“Big Meat” Tries To Define Away The Competition, by John Rubino.
Silicon Valley is pouring venture capital into startups that use cultured animal cells to grow meat. The hope (now backed with hundreds of millions of dollars) is that they’ll someday replace corn fields, feedlots and slaughterhouses with football-field sized vats from which an entire city’s hamburgers and chicken nuggets emerge sans animal suffering or land degradation.
Most people would probably say that as long as the taste, nutrition and price are comparable to traditional meat, the more the merrier. Let the competition begin.
But not Big Meat. Like most entrenched Establishments, the various factory farming organizations and state farm bureaus have no intention of becoming the next coal industry, virtually wiped off the map by new and better technologies.
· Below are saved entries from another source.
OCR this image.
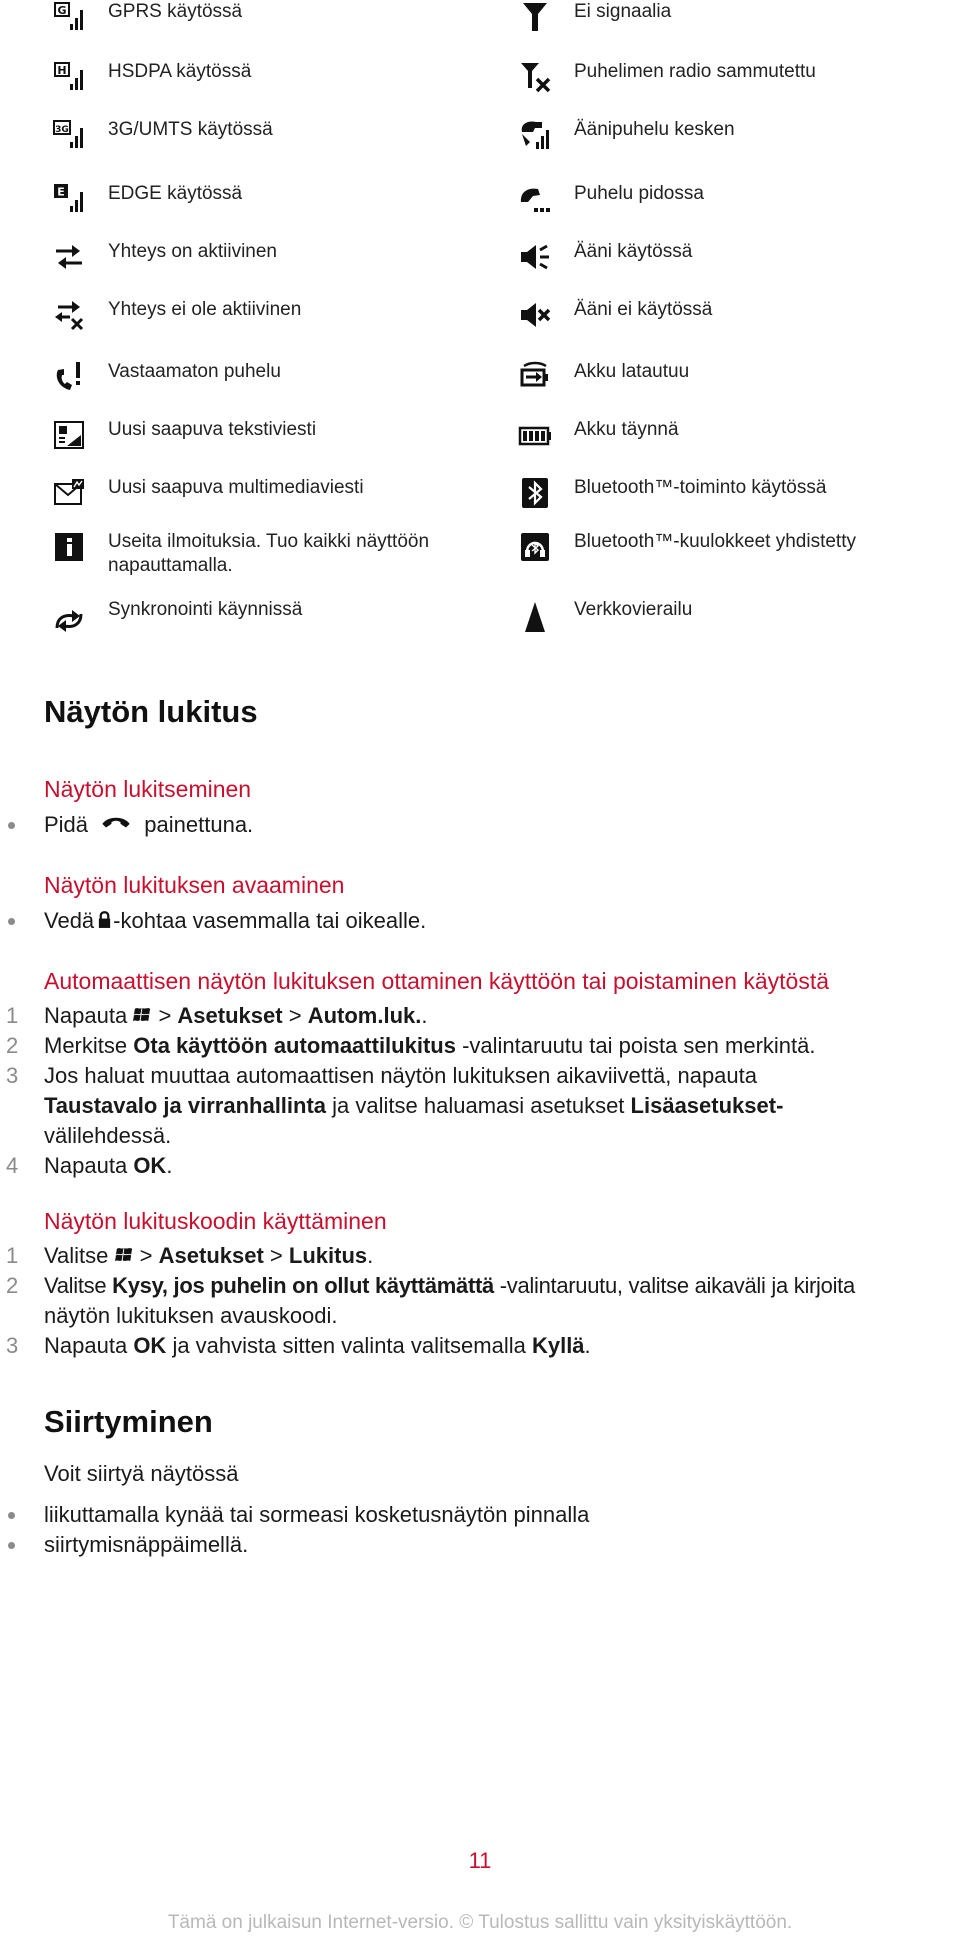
G GPRS käytössä
H HSDPA käytössä
3G 3G/UMTS käytössä
E EDGE käytössä
Yhteys on aktiivinen
Yhteys ei ole aktiivinen
Vastaamaton puhelu
Uusi saapuva tekstiviesti
Uusi saapuva multimediaviesti
Useita ilmoituksia. Tuo kaikki näyttöön napauttamalla.
Synkronointi käynnissä
Ei signaalia
Puhelimen radio sammutettu
Äänipuhelu kesken
Puhelu pidossa
Ääni käytössä
Ääni ei käytössä
Akku latautuu
Akku täynnä
Bluetooth™-toiminto käytössä
Bluetooth™-kuulokkeet yhdistetty
Verkkovierailu
Näytön lukitus
Näytön lukitseminen
Pidä	painettuna.
Näytön lukituksen avaaminen
Vedä -kohtaa vasemmalla tai oikealle.
Automaattisen näytön lukituksen ottaminen käyttöön tai poistaminen käytöstä
1 Napauta > Asetukset > Autom.luk..
2 Merkitse Ota käyttöön automaattilukitus -valintaruutu tai poista sen merkintä.
3 Jos haluat muuttaa automaattisen näytön lukituksen aikaviivettä, napauta
Taustavalo ja virranhallinta ja valitse haluamasi asetukset Lisäasetukset-
välilehdessä.
4 Napauta OK.
Näytön lukituskoodin käyttäminen
1 Valitse > Asetukset > Lukitus.
2 Valitse Kysy, jos puhelin on ollut käyttämättä -valintaruutu, valitse aikaväli ja kirjoita
näytön lukituksen avauskoodi.
3 Napauta OK ja vahvista sitten valinta valitsemalla Kyllä.
Siirtyminen
Voit siirtyä näytössä
liikuttamalla kynää tai sormeasi kosketusnäytön pinnalla
siirtymisnäppäimellä.
11
Tämä on julkaisun Internet-versio. © Tulostus sallittu vain yksityiskäyttöön.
So they’re trying to head this stampede off at the pass by, among other things, laying claim to the word “meat”:
The world’s first cultured hamburger (yet unbaked here) at a news conference in 2013. Developed by a team of scientists from Maastricht University at a cost of €250,000.
Nebraska Farm Bureau petitions USDA to limit definition of beef, by The Grand Island Independent.
Nebraska Farm Bureau is urging the United States Department of Agriculture (USDA) to not use the term “meat” when referring to all lab-grown and plant-based meat alternatives.
The request to limit the definition of “beef” and “meat” to only products from live animals born, raised and harvested in the traditional manner comes from a strong movement to develop and commercialize alternative protein products, particularly “clean meat,” also called lab-grown or cultured meat, as well as plant-based proteins.
Clean Meat: A Bold Prediction May Finally Come True, by Michael Rowland. Winston Churchill in 1931 said:
We shall escape the absurdity of growing a whole chicken in order to eat the breast or wing, by growing these parts separately under a suitable medium.
Finally in sight:
You start by taking cells from a live animal and bring it to a lab. Those cells are then placed in a fluid that helps the cells multiply, mimicking the role of blood in a live animal. These cells are then placed in a bioreactor to convert them to muscle tissue. What you’re left with is meat that’s molecularly identical to what you buy at grocery stores or at your favorite barbecue joint. Except this meat requires substantially less water, energy, and land. It also contains no antibiotics or food borne illnesses like salmonella. …
The entrepreneurs who seem to be furthest along are all predicting that clean meat will hit shelves in about five years and could be price competitive with conventional meat within ten years.